Raser gratis ? Cette expression viendrait d'un barbier qui avait placé jadis une pancarte proclamant ladite formule…Mais notre artisan, tout aussi fûté que près de ses sous, l'y laissait tous les jours. Par conséquent, le naïf qui, le lendemain du jour où il avait vu la pancarte pub, venait se faire raser ou couper les cheveux et qui s'étonnait de devoir quand même payer, s'entendait répondre : "Oui, mais il y a écrit que c'est demain que c'est gratuit !". Aujourd’hui encore, notamment en politique, les promesses des personnalités en vue n'engagent que ceux qui les écoutent sans faire appel à leur libre-examen…Ce n’est pas le cas ici. Où on s'efforce plutôt de manier le mot à couper la langue de bois .

mercredi 4 juin 2014

Ces politiques que la fonte du glaçon Belang perturbe. (MBelgique du 30/5/14)

 
En politique, tout ce qui est excessif n’est pas forcément insignifiant.
On peut comprendre l’irritation, la désillusion de politiciens francophones qui, après avoir décidé que le score de la N-VA en 2010 ne serait, allez, qu’un accident de parcours, croyaient cette fois dur comme fer que ce serait plié sous les 30% pour De Wever.

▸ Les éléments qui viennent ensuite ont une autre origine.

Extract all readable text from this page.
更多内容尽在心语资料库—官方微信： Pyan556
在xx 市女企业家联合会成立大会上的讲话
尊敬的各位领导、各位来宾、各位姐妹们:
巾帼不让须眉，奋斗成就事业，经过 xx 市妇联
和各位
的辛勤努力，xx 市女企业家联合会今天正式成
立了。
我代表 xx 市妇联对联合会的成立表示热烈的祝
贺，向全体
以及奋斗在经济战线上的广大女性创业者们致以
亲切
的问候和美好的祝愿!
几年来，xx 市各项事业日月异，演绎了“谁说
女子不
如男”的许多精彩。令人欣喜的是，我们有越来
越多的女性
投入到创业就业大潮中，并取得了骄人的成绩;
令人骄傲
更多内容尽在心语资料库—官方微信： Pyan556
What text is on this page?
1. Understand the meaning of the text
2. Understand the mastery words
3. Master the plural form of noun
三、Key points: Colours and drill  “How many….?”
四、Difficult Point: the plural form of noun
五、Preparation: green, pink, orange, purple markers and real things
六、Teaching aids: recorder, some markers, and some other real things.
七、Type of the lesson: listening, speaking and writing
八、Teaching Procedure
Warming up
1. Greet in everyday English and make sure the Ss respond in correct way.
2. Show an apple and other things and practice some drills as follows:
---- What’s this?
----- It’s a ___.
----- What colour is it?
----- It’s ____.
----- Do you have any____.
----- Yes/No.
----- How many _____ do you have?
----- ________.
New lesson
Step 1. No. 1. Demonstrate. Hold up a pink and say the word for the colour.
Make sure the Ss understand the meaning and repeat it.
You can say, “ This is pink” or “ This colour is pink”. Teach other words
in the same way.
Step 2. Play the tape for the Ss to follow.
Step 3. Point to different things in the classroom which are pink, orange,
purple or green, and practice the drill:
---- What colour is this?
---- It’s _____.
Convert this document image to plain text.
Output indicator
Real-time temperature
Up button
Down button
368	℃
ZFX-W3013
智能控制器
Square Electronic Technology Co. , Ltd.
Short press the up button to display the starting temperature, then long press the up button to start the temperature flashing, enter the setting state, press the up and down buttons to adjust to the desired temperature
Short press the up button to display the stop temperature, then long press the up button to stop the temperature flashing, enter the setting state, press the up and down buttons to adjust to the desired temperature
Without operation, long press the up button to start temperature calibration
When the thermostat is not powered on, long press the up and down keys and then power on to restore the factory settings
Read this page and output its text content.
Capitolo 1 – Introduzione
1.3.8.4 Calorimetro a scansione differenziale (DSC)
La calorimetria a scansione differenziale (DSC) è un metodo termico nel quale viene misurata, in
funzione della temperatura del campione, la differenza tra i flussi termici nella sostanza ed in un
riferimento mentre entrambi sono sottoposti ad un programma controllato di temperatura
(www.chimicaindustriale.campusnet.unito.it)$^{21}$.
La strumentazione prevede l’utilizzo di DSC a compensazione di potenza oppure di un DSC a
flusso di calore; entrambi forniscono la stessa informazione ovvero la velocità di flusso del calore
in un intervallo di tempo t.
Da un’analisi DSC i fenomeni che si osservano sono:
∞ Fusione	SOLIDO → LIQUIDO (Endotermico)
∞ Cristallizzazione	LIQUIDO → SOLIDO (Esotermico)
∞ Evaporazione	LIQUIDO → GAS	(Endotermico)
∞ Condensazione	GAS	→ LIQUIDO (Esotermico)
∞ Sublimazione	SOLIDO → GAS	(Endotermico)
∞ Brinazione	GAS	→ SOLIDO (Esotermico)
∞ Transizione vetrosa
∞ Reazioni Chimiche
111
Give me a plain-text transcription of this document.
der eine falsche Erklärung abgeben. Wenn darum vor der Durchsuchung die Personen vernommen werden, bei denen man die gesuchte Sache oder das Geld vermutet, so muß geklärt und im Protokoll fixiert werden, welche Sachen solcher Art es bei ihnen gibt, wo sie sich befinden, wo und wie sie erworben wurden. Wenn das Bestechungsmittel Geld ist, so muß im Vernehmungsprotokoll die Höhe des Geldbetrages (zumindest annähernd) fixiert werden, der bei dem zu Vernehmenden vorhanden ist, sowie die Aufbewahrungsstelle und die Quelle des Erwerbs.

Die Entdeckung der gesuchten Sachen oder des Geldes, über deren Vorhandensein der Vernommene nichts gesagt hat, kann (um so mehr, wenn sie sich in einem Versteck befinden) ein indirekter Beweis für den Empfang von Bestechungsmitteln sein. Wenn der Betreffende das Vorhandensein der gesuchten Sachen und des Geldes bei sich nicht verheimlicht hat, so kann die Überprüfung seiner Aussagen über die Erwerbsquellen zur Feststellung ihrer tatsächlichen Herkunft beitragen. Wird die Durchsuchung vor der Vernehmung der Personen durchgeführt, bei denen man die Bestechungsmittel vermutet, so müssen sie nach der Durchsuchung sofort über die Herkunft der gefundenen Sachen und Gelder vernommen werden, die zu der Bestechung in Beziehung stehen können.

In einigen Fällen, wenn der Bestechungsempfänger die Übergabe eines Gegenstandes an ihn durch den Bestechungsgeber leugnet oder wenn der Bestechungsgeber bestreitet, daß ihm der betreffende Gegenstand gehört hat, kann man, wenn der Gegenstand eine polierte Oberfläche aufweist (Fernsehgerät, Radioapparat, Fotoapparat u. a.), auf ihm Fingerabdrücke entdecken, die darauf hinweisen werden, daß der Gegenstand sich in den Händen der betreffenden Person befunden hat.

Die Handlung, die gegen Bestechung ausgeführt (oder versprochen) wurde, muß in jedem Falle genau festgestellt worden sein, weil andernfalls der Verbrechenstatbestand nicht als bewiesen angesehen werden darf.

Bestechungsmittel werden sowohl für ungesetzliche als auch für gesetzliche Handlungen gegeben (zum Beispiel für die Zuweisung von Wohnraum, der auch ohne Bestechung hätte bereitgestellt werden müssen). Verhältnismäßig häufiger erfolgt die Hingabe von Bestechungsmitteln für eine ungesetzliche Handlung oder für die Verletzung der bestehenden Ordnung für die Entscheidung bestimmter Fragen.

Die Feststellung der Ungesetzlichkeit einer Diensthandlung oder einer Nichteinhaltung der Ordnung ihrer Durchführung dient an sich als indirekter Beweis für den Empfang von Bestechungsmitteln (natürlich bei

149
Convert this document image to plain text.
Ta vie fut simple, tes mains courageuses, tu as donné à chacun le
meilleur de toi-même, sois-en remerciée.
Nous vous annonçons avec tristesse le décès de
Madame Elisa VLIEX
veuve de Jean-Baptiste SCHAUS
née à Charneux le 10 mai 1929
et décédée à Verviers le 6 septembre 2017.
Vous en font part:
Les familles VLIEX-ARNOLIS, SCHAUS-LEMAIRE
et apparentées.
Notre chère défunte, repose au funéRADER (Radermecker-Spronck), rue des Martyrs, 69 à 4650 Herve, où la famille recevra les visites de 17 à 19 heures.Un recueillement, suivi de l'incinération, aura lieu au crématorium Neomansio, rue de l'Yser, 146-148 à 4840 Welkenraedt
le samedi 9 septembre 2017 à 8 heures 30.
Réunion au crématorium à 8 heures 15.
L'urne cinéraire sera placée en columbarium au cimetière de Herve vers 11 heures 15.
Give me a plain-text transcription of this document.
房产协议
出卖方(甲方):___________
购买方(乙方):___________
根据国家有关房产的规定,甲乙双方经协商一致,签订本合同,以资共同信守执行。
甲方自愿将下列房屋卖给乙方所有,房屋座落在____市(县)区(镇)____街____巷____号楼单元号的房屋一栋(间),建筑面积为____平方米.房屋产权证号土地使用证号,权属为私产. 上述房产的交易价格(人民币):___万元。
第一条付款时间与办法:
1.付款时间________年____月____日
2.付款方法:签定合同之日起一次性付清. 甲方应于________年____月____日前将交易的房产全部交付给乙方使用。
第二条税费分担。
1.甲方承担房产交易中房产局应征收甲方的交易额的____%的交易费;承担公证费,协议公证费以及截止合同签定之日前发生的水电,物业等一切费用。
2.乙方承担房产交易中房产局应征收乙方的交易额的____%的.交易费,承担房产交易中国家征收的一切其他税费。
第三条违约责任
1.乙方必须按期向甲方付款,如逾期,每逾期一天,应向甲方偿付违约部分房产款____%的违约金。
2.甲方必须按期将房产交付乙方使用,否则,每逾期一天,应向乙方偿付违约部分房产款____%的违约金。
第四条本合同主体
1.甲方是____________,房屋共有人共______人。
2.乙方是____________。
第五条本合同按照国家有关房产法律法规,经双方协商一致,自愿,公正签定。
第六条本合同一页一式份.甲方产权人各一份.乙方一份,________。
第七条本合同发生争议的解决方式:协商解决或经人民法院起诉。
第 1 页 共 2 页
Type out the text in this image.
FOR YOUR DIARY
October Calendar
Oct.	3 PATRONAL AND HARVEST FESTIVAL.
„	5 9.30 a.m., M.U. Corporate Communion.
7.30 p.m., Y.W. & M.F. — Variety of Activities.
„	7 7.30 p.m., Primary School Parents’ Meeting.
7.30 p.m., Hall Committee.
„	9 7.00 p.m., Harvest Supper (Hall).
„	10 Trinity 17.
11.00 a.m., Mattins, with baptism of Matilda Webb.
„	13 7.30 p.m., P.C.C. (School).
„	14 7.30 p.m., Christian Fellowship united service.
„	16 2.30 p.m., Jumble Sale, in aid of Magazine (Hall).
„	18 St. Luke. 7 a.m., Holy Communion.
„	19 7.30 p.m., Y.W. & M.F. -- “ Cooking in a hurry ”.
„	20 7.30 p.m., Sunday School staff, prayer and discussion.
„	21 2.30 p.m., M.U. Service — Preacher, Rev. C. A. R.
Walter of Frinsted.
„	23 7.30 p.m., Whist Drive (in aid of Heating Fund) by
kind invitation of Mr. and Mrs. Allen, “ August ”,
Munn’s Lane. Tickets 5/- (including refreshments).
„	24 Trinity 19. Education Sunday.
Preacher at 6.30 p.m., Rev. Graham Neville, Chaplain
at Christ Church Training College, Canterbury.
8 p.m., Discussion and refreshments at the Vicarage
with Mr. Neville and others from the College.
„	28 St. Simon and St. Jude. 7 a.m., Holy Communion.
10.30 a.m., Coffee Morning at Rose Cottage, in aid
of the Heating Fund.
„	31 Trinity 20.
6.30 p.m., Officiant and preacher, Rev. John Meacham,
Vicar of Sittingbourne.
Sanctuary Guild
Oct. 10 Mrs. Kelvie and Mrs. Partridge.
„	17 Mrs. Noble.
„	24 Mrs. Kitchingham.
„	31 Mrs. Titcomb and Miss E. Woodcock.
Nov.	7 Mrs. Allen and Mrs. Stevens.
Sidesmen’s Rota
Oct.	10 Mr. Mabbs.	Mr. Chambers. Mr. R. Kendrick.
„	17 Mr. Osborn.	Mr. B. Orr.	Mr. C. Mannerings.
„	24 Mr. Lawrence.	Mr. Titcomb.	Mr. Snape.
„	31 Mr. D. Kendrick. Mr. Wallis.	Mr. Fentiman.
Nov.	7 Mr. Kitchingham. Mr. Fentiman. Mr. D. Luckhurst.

Las, la N-VA triomphe et, à la Chambre, s’est adjugée carrément sept sièges de plus, neuf de plus que le PS.
Déjà largement dans le déni de ce qui se passe au Nord,  voici des leaders wallons qui assènent, en communication, un “élément de langage” qui ne les grandit vraiment pas.
Si la N-VA a triomphé, les entend-on psalmodier, ce serait juste parce qu’elle a pillé les voix du Vlaams Belang. Sous-entendu- nouvel épisode du film d’horreur à deux balles déjà scénarisé pendant la campagne dans les studios francophones- la N-VA c’est forcément kif-kif comme l’odieux Belang-Blok.
Evidemment, leur raisonnement pêche par quelques menus détails.
D’une part, au Parlement flamand, la N-VA gagne bien plus de sièges (+37) que n’en perdent les fachos du Belang (-15, laminés à 6 malheureux sièges sur 124). D’autre part, tout politologue sait que le phénomène des transferts de voix est bien plus complexe; et que de nombreux électeurs peuvent, par exemple, passer du socialisme à l’extrême-droite et inversément si les circonstances changent.
On y prêterait à peine attention si, derrière ces classiques jeux de rôle post électoraux, il n’y avait une dangereuse élucubration démocratique.
Pour un peu, à les entendre, c’est comme si ces belles âmes auraient, tant qu’à faire, préféré finalement un… maintien électoral des fascistes du Belang. Dingue.
C’est à croire que c’est  presque une mauvaise nouvelle que des électeurs, qui ont longtemps voté pour un parti fasciste, raciste et non-démocratique (le Vlaams Blok devenu Vlaams Belang après condamnation) optent à nouveau pour un parti démocratique, à savoir pour une large part la N-VA. Qui est associée aux socialistes, aux libéraux, aux sociaux-chrétiens partout en Flandre.  Lesquels ne voient aucun problème de légitimité morale à s’allier, si c’est leur intérêt,  avec une formation positionnée à droite, sur le modèle des conservateurs britanniques et qui prend effectivement des allures de CSU des Flandres. (le parti conservateur de Bavière allemande)
Ces démocrates francophones là auraient-ils déjà oublié le fameux “Dimanche Noir” du 24 novembre 1991 ou l’extrême droite secouait toute la scène politique en Belgique?  Ont-ils perdu de vue, englués dans leurs petits jeux à court-terme, que, tant aux élections de 2003 que de 2007, le Belang frôlait encore les 800.000 voix?
La vérité, c’est que le “cordon sanitaire” heureusement mis en place autour du Blok-Belang, tenait plutôt du congélateur. Tout le jeu politique se déroulait depuis des lustres en zappant ces centaines de milliers d’électeurs, carrément gelés, donc neutralisés  dans l’esprit des partis démocratiques. Le dégel , oui, change toute la donne des coalitions en Belgique fédéralisée. On comprend que ça déconcerte d’aucuns, que ça les désarçonne, mais cela devrait être une bonne nouvelle évidente pour tout démocrate, non?
Bart De Wever n’a pas tort lorsqu’il déclare que la N-VA a sorti la Flandre d’une impasse, “que la situation va y redevenir quasi normale.” Que la Flandre va pouvoir refaire de la politique dans un jeu démocratique ressourcé, comme dirait le roi Philippe.
La quasi disparition du Belang est, de fait, un apport d’oxygène pour la démocratie belge. Et ceux qui refusent de l’admettre, qui ne s’habituent pas à la fonte du glaçon Belang,  ne se réjouissent pas ouvertement de la disparition de l’iceberg facho, ont des oeillères bien médiocres.